Mientras muchos medios de comunicación internacionales se centran en arremeter contra Cuba, Venezuela u otros países que no se subordinan a Occidente, en Colombia está muriendo en silencio la mayor población indígena del país, los Wayúu, cuyo río madre ha sido privatizado para una mina de carbón.

La mina de carbón El Cerrejón, la más grande del mundo a cielo abierto y que utiliza unos 35.000 litros de agua al día, afecta la vida de los indígenas, privándolos de la única fuente hídrica que tenían y causando numerosas muertes entre la población.

Armando Valbuena, autoridad tradicional de los Wayúu, denuncia que alrededor de 14.000 niños de esta comunidad indígena han muerto de inanición y “la mortandad no se detiene”, según lo cita el portal Aporrea.

El territorio que ocupan los Wayúu, en el norte del país, carece de controles y presencia estatal colombiana. Mientras los miembros de la comunidad se mueren de sed y hambre, la escasa ayuda gubernamental no llega a los indígenas por culpa de la corrupción, según los voceros de la población Armando Valbuena y Javier Rojas Uriana.

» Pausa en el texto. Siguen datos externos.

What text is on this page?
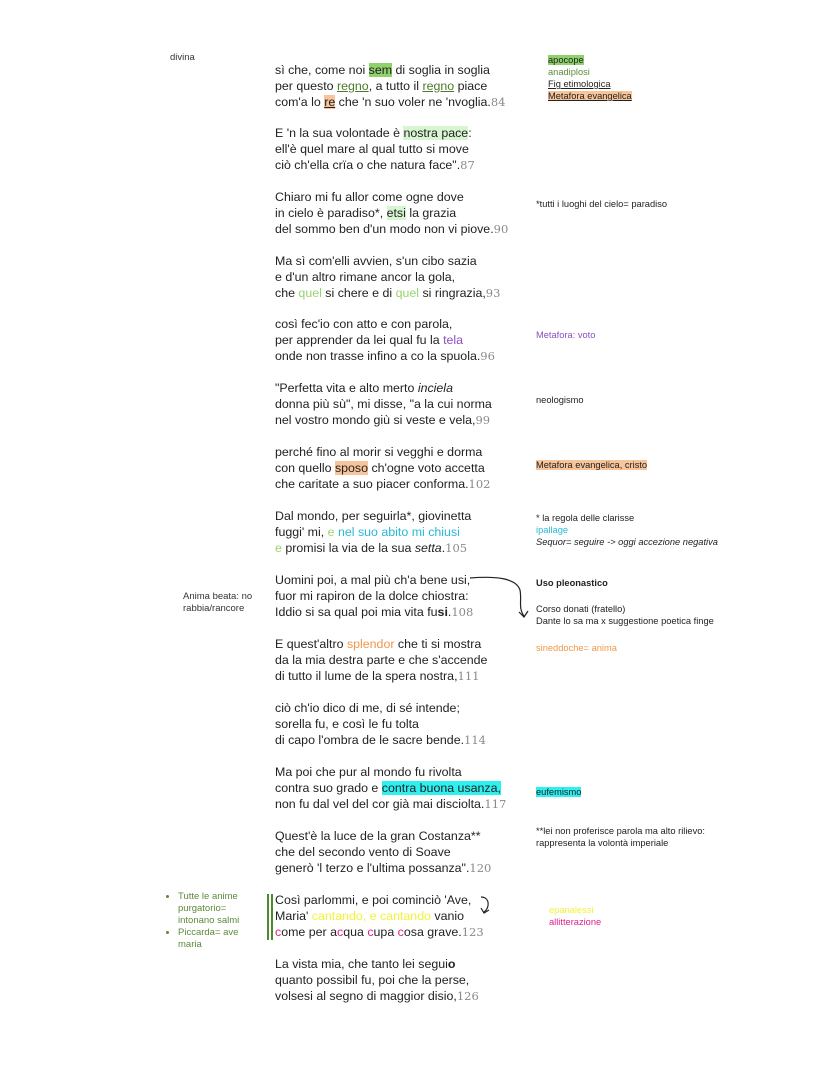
divina
sì che, come noi sem di soglia in soglia
per questo regno, a tutto il regno piace
com'a lo re che 'n suo voler ne 'nvoglia.84
E 'n la sua volontade è nostra pace:
ell'è quel mare al qual tutto si move
ciò ch'ella crïa o che natura face".87
Chiaro mi fu allor come ogne dove
in cielo è paradiso*, etsi la grazia
del sommo ben d'un modo non vi piove.90
Ma sì com'elli avvien, s'un cibo sazia
e d'un altro rimane ancor la gola,
che quel si chere e di quel si ringrazia,93
così fec'io con atto e con parola,
per apprender da lei qual fu la tela
onde non trasse infino a co la spuola.96
"Perfetta vita e alto merto inciela
donna più sù", mi disse, "a la cui norma
nel vostro mondo giù si veste e vela,99
perché fino al morir si vegghi e dorma
con quello sposo ch'ogne voto accetta
che caritate a suo piacer conforma.102
Dal mondo, per seguirla*, giovinetta
fuggi' mi, e nel suo abito mi chiusi
e promisi la via de la sua setta.105
Uomini poi, a mal più ch'a bene usi,
fuor mi rapiron de la dolce chiostra:
Iddio si sa qual poi mia vita fusi.108
E quest'altro splendor che ti si mostra
da la mia destra parte e che s'accende
di tutto il lume de la spera nostra,111
ciò ch'io dico di me, di sé intende;
sorella fu, e così le fu tolta
di capo l'ombra de le sacre bende.114
Ma poi che pur al mondo fu rivolta
contra suo grado e contra buona usanza,
non fu dal vel del cor già mai disciolta.117
Quest'è la luce de la gran Costanza**
che del secondo vento di Soave
generò 'l terzo e l'ultima possanza".120
Così parlommi, e poi cominciò 'Ave,
Maria' cantando, e cantando vanio
come per acqua cupa cosa grave.123
La vista mia, che tanto lei seguio
quanto possibil fu, poi che la perse,
volsesi al segno di maggior disio,126
apocope
anadiplosi
Fig etimologica
Metafora evangelica
*tutti i luoghi del cielo= paradiso
Metafora: voto
neologismo
Metafora evangelica, cristo
* la regola delle clarisse
ipallage
Sequor= seguire -> oggi accezione negativa
Uso pleonastico
Corso donati (fratello)
Dante lo sa ma x suggestione poetica finge
sineddoche= anima
eufemismo
**lei non proferisce parola ma alto rilievo:
rappresenta la volontà imperiale
epanalessi
allitterazione
Anima beata: no
rabbia/rancore
• Tutte le anime purgatorio= intonano salmi
• Piccarda= ave maria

“Las medidas que se han tomado son insuficientes y Cerrejón, con el permiso del Gobierno Nacional, se apoderó de la única fuente hídrica que teníamos, dejando a la comunidad aguantando sed y por eso se han perdido muchas vidas”
Javier Rojas Uriana, representante legal de la Asociación de Autoridades Tradicionales Indígenas Wayúu Shipia Wayúu

Este último, representante legal de Asociación de Autoridades Tradicionales Indígenas Wayuu Shipia Wayuu, fue a presentar una denuncia ante la Comisión Interamericana de Derechos Humanos (CIDH) de la OEA, por la violación de sus derechos vitales fundamentales, y a exigir que se tomen medidas urgentes para que los indígenas puedan recuperar el uso del río Ranchería, el único que poseen.

“Las medidas que se han tomado son insuficientes y Cerrejón, con el permiso del Gobierno Nacional, se apoderó de la única fuente hídrica que teníamos, dejando a la comunidad aguantando sed y por eso se han perdido muchas vidas”, declaró Uriana, según lo cita ‘El Heraldo‘.

“Las regalías han ido a parar a los bolsillos de los políticos y nos han usado como excusa para direccionar recursos para supuestos programas que nunca nos han beneficiado”, agregó.